Ou seja, as medidas para inglês ver não pegam. Não se pode continuar a fazer mudanças do tipo faz-de-conta para tudo ficar na mesma; mudanças do género “outras” caras, outras chefias, outros nomes para as instituições e organismos públicos, outra maneira de contabilizar os gastos e os custos, a que comummente chamam investimento, ou outras políticas e diretrizes. Não pega, e pronto. É preciso agir, concretizar no terreno as promessas assumidas do memorando da troika, e para isso, não basta transformá-las em Programa de Governo, XIX ao caso, e só no fim é que alguém dirá, talvez desta vez não seja mais um bluff para sacar umas massas aos tutores financeiros. Em matéria de convergência se não tivemos mau, foi porque tivemos quem nos puxou para medíocre. No capítulo do desenvolvimento sustentado, baldamo-nos categoricamente – e ainda baldamos. Na política socioeconómica, aí é que sentimos profundamente as alterações climáticas: metemos água que dava (para) três sismos/tsunamis com epicentro na Trafaria.

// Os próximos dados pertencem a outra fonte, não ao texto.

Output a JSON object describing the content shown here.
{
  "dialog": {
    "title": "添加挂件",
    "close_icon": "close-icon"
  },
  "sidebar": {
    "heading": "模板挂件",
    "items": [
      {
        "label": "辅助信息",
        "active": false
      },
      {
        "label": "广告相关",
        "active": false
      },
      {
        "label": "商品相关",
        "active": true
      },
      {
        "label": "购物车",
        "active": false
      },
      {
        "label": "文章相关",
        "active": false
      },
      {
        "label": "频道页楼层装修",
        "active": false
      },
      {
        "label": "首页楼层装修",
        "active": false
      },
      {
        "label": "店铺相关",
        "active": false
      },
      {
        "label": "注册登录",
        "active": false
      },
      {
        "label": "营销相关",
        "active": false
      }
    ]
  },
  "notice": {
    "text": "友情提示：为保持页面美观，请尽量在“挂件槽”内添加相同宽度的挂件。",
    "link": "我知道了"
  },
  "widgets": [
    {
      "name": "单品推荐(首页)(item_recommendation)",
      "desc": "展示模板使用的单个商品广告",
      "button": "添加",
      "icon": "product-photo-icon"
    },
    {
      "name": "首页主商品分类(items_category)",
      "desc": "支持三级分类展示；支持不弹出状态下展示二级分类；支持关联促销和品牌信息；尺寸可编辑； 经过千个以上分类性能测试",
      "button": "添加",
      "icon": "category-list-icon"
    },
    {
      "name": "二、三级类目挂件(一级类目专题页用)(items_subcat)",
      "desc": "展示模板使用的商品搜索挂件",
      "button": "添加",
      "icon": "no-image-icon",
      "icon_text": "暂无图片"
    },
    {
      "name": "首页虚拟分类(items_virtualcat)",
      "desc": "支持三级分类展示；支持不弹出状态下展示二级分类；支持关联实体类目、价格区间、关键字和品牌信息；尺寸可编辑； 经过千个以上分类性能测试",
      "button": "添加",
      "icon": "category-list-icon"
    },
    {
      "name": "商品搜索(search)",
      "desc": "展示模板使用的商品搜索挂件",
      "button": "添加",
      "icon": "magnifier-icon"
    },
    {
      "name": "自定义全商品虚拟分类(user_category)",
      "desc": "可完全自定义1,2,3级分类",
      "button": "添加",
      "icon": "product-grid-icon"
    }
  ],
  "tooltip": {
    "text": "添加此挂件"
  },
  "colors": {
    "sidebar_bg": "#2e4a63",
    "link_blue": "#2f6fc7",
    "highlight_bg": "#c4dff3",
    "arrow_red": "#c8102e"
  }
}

Política não é como o futebol onde, quando perdemos ou o resultado não é aquele que esperávamos, a culpa é sempre do árbitro. Das agências de avaliação ou rating. Não foram tomadas as medidas adequadas e depois culpamos as agências internacionais, invectivando-as de defenderem interesses americanos e obscuros. De serem mal-intencionadas e maliciosas. E esquecemos que já Natália Correia classificava tal conduta de criancismo… Quem é queremos enganar? As agências e mercados internacionais ou a nós mesmos?
Provavelmente não temos cura. Só sabemos sacudir a água do capote. De preferência para cima do vizinho do lado. Agora, se os espanhóis fizerem o mesmo, aqui d’El Rei! São murros no estômago prà’qui, pontapés no cu prà’li, rasteiras acolá.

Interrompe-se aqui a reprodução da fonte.